On Wednesday yields for 10-year government bonds for Italy and Spain rose to over 6 percent, the highest level since the introduction of the euro and also one that will be unsustainable for the countries in the long run. When yields for Ireland and Portugal rose to 7 percent, those countries were forced to turn to the euro rescue fund for help.
Responding to another disturbing development -- a growing unwillingness of even healthy banks to lend money to one another -- the ECB also began providing generous amounts of liquidity to European banks, as it did during the crisis in 2008.

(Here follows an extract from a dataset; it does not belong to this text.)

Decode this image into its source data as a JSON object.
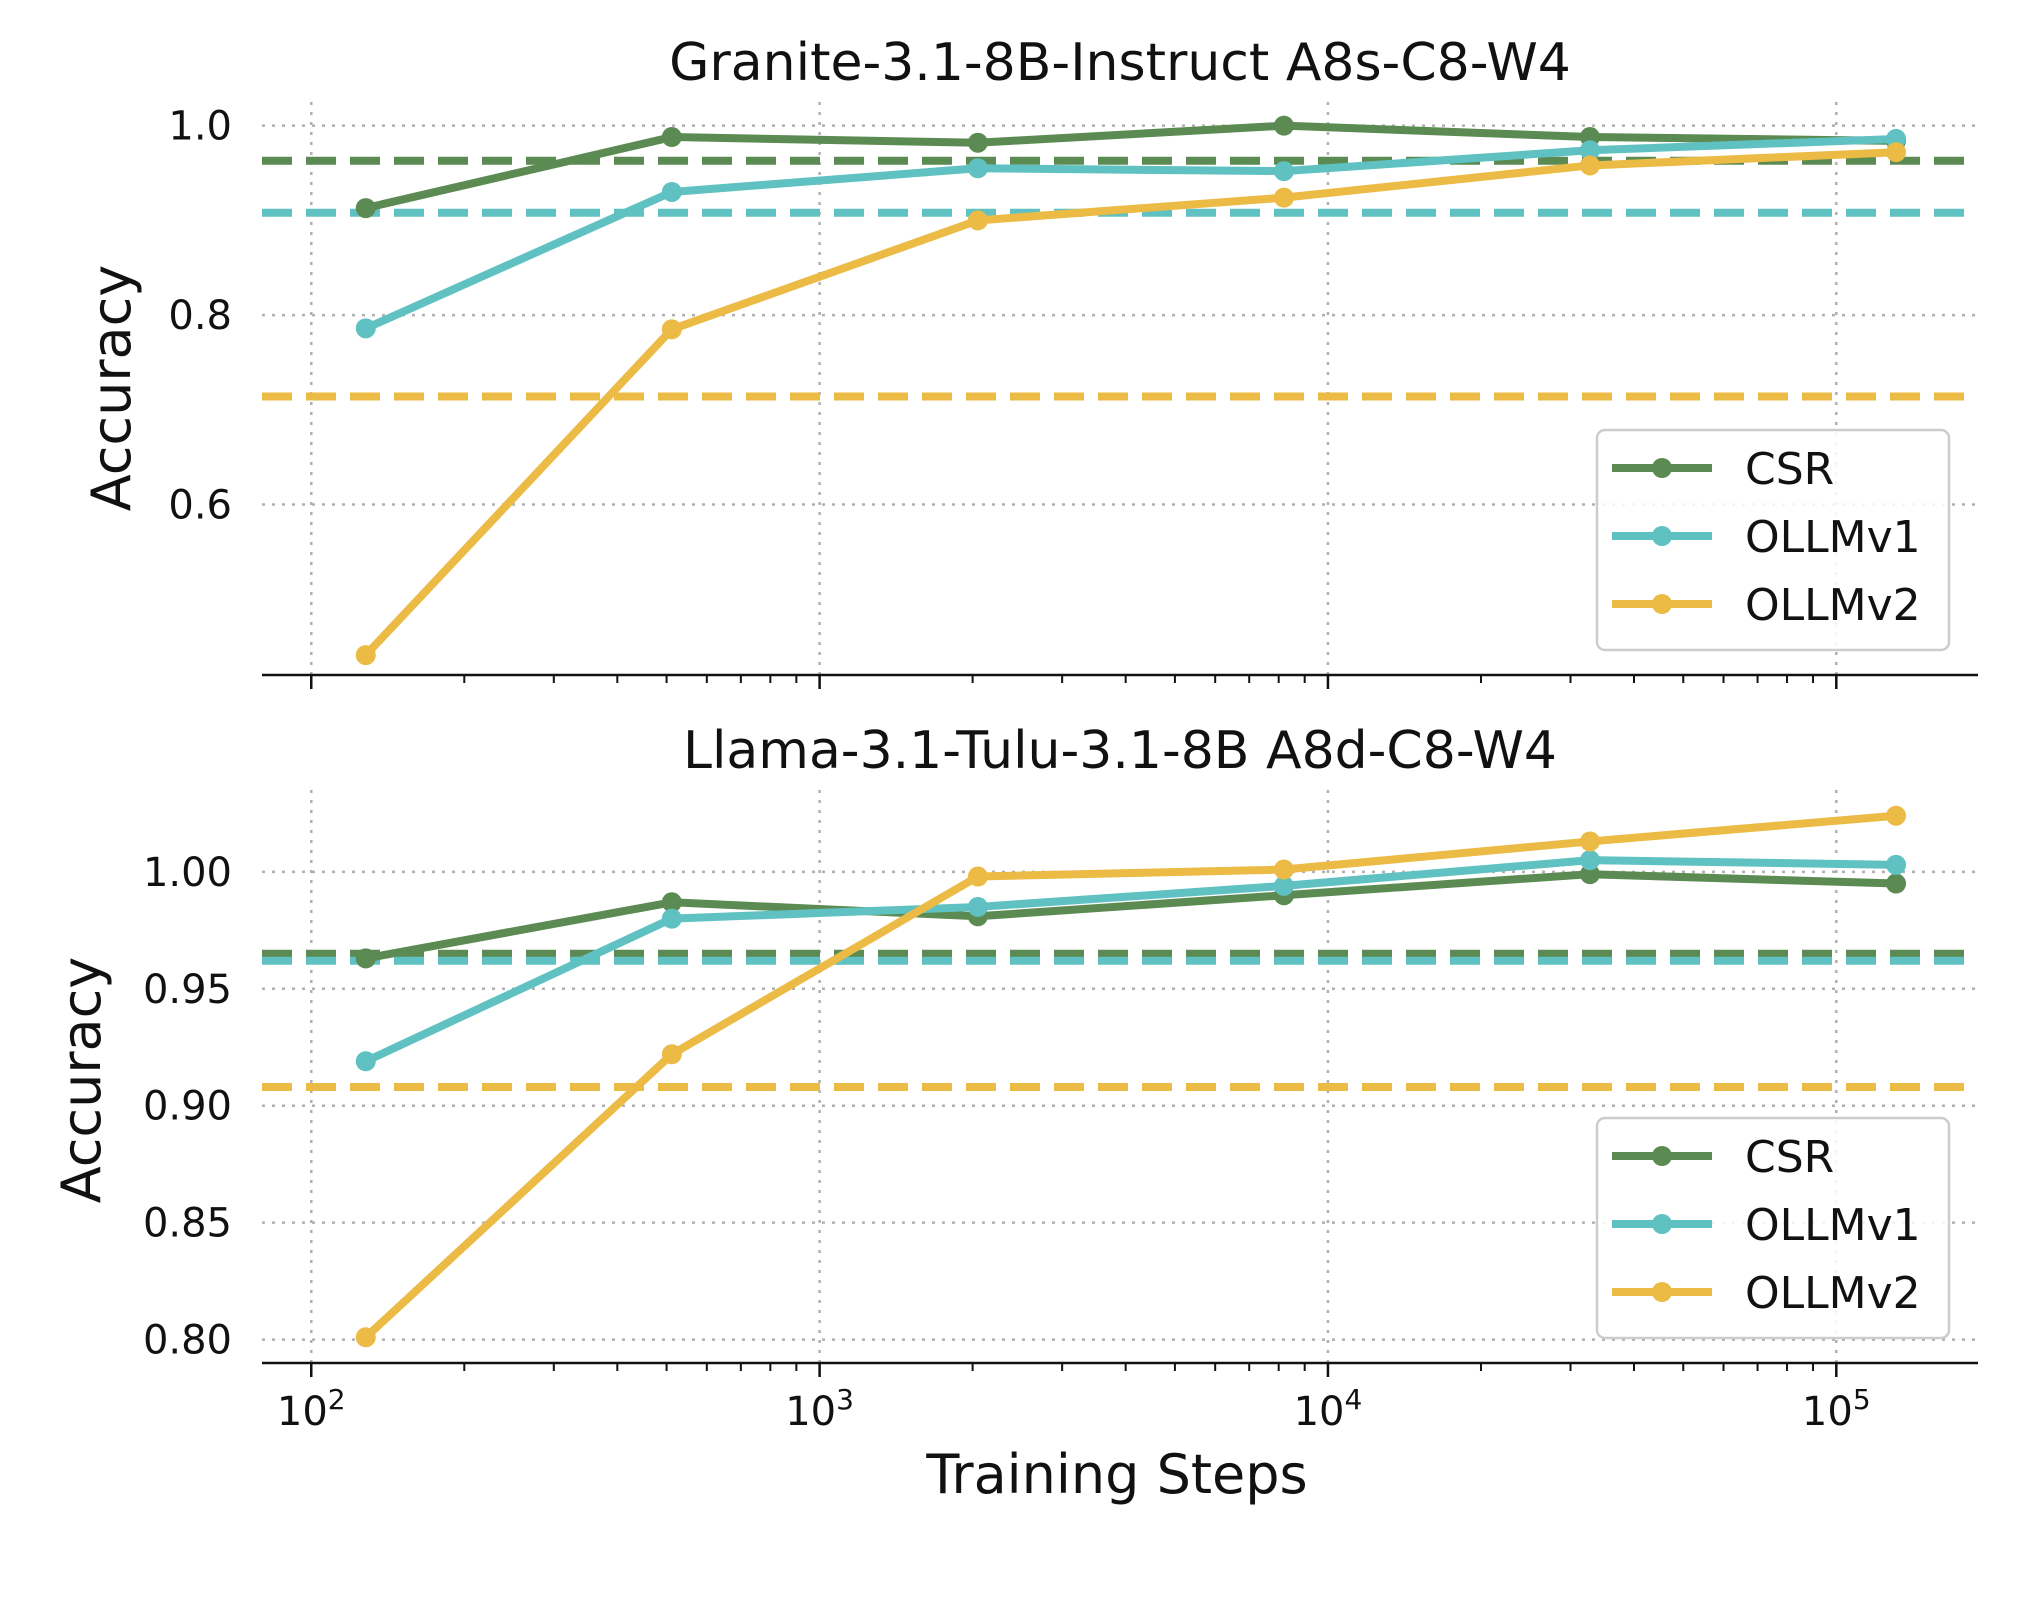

Markets also appear to be concerned that Europe's 440 billion rescue fund for the euro is insufficient for dealing with the debt crisis. In order to prevent a further escalation of the situation, European Commission President José Manuel Barroso has proposed increasing the scope of the EFSF funding. In a letter to the leaders of the 17 euro-zone member states, Barroso called for a "rapid reassessment" by governments of all aspects of the EU's bailout funds. "We need also to consider how to further improve the effectiveness of both the EFSF and the ESM in order to address the current contagion," Barroso wrote.
In Germany, however, a spokesperson for Finance Minister Wolfgang Schäuble of Merkel's conservative Christian Democratic Union party brusquely rebuffed Barroso's call, saying that the European Commission is not responsible for the EFSF and that he could not see "the extent to which reopening the debate would actually quiet down markets."